In the letter he sent on March 26 to the mayors, the candidate Emmanuel Macron confirms his intention, if he is re-elected, to completely abolish the contribution on the added value of companies (CVAE). The proceeds of this tax – a little over 9 billion euros, taking into account the reductions already paid for by the State – are distributed 53% in favor of the municipal block (municipalities and intermunicipalities) and 47% for the departments. In his letter, Mr. Macron assures us that “the abolition of the CVAE will be compensated to the nearest euro”.
The candidate also indicates that “reciprocal commitments will be established, on a concerted basis, to contribute to the essential control of public expenditure”. A proposal that sounds to the ears of local elected officials like a hidden return to the “Cahors contracts”, this contractual arrangement with the main local authorities set up in 2018 by the government, by which it intended to achieve 13 billion euros over five years. euros in savings on operating expenses and which he had to give up in 2020 because of the health crisis.
If the candidate president has not advanced any amount with regard to the “control of public spending”, his representative during the hearing of the presidential candidates organized on Tuesday March 22 by Urban France and Intermunicipalities of France, the budget rapporteur for the National Assembly, Laurent Saint-Martin, meanwhile indicated that the savings envisaged would be of 10 billion euros. With these two concomitant announcements, without forgetting Mr. Macron’s desire to resuscitate the territorial councilor, the subject of local finances – and, more broadly, of state-community relations – was once again invited into the presidential debate.
At least at the level of local elected officials, among whom they raise serious concerns. In a letter to mayors dated 1er April, the first deputy vice-president of the Association of Mayors of France (AMF), André Laignel, a tireless critic of the Head of State, castigates his “willingness to continue to put communities under guardianship”thus breaking with the traditional neutrality during the presidential period of the association representing all the mayors.
“The mode of compensation is not decided”

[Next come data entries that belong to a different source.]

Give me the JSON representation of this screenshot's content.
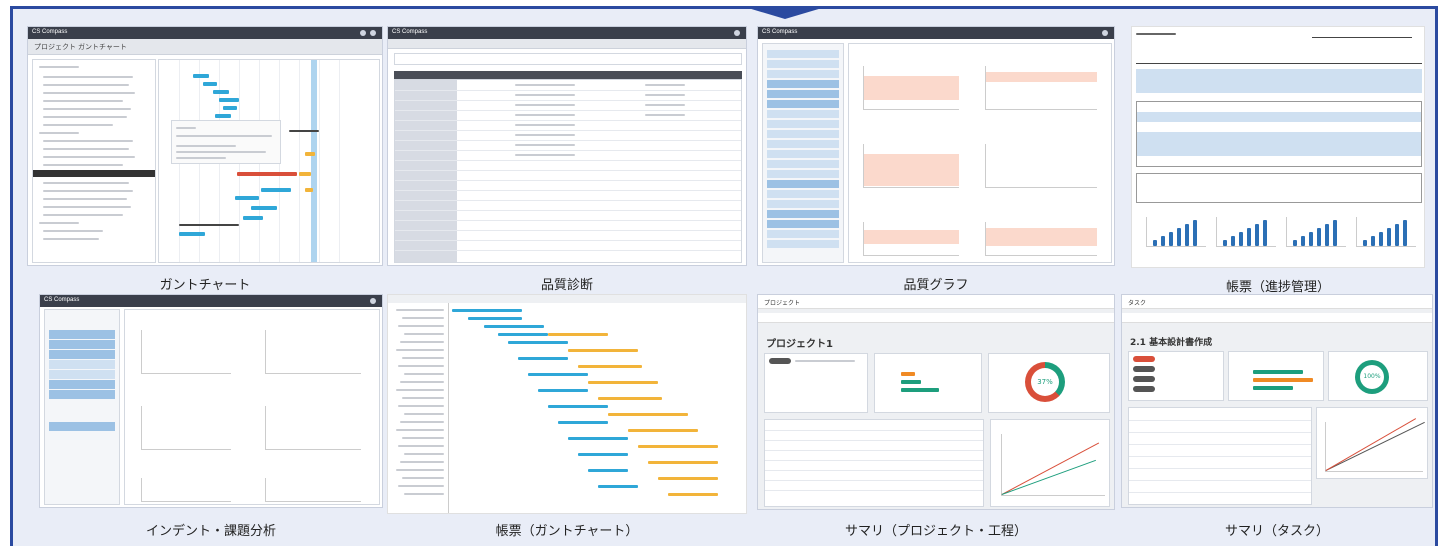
{
  "colors": {
    "frame": "#2b4aa0",
    "background": "#e9edf7",
    "accent_blue": "#2fa7d8",
    "accent_orange": "#f2b43a",
    "accent_teal": "#1d9e7d",
    "accent_red": "#d94f3a"
  },
  "tiles": [
    {
      "caption": "ガントチャート",
      "header_title": "プロジェクト ガントチャート",
      "brand": "CS Compass"
    },
    {
      "caption": "品質診断",
      "brand": "CS Compass"
    },
    {
      "caption": "品質グラフ",
      "brand": "CS Compass"
    },
    {
      "caption": "帳票（進捗管理）"
    },
    {
      "caption": "インデント・課題分析",
      "brand": "CS Compass"
    },
    {
      "caption": "帳票（ガントチャート）"
    },
    {
      "caption": "サマリ（プロジェクト・工程）",
      "header_title": "プロジェクト",
      "project_name": "プロジェクト1",
      "progress_percent": 37,
      "progress_label": "37%"
    },
    {
      "caption": "サマリ（タスク）",
      "header_title": "タスク",
      "task_title": "2.1 基本設計書作成",
      "progress_percent": 100,
      "progress_label": "100%"
    }
  ]
}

It has been a long time since production taxes have been in the crosshairs of employers, who believe that they penalize growth, employment and wages. Candidate Macron is not the only one who wants to tackle it. Marine Le Pen plans, if she is elected, to abolish the corporate land contribution (CFE), collected by the municipal bloc alone, for an amount of around 8.5 billion euros, and to abolish part of social solidarity contribution from companies (C3S) – not quantified – in the “areas to be reindustrialized”. Valérie Pécresse proposes to abolish the CVAE for VSEs-SMEs up to 50 million euros in turnover and the C3S (3.9 billion euros, which contribute to the financing of old-age insurance), as well than the social package paid by employers on remuneration and bonuses not subject to social security contributions. As for Eric Zemmour, he plans to “reduce production taxes by an additional 30 billion euros”which almost eliminates them.